In deze zaak heeft eiser op 8 mei 2020 beroep ingesteld tegen het uitblijven van een besluit op zijn aanvraag van 14 augustus 2019 voor een verblijfsvergunning asiel voor bepaalde tijd. De Staatssecretaris van Justitie en Veiligheid heeft op 26 augustus 2020 een besluit genomen, waarbij aan eiser een verblijfsvergunning is verleend. Eiser heeft echter op 16 september 2020 beroep ingesteld tegen dit besluit en op 8 januari 2021 tegen het niet tijdig nemen van een dwangsombesluit. De rechtbank heeft in deze procedure geoordeeld dat het niet tijdig nemen van een dwangsombesluit kan worden aangevochten en dat de rechtbank bevoegd is om de hoogte van de dwangsom vast te stellen.
De rechtbank heeft vastgesteld dat verweerder in het besluit van 26 augustus 2020 geen dwangsombeschikking heeft afgegeven en dat eiser rechtsgeldig in gebreke is gesteld. De rechtbank heeft de relevante jurisprudentie geraadpleegd en geconcludeerd dat de dwangsom kan worden vastgesteld op basis van de Algemene wet bestuursrecht. De rechtbank heeft bepaald dat de dwangsom van € 1.442,- aan eiser moet worden betaald, omdat de termijn voor het nemen van een besluit is overschreden.
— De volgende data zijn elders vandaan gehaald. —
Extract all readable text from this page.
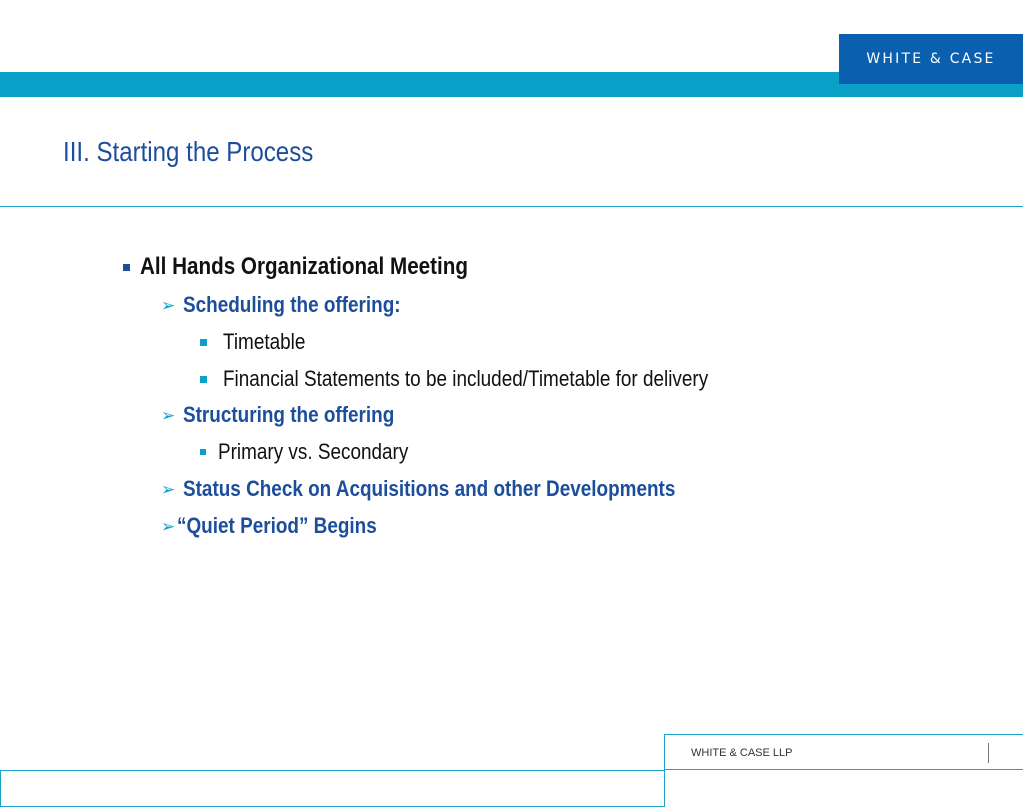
WHITE & CASE
III. Starting the Process
All Hands Organizational Meeting
➢ Scheduling the offering:
Timetable
Financial Statements to be included/Timetable for delivery
➢ Structuring the offering
Primary vs. Secondary
➢ Status Check on Acquisitions and other Developments
➢ “Quiet Period” Begins
WHITE & CASE LLP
De rechtbank heeft het beroep tegen het bestreden besluit gegrond verklaard en het beroep tegen het niet tijdig nemen van een besluit niet-ontvankelijk verklaard, omdat eiser geen procesbelang meer had. Tevens is verweerder veroordeeld in de proceskosten van eiser tot een bedrag van € 748,-. De uitspraak is gedaan door mr. S.G.M. van Veen en is op 22 juli 2021 bekendgemaakt.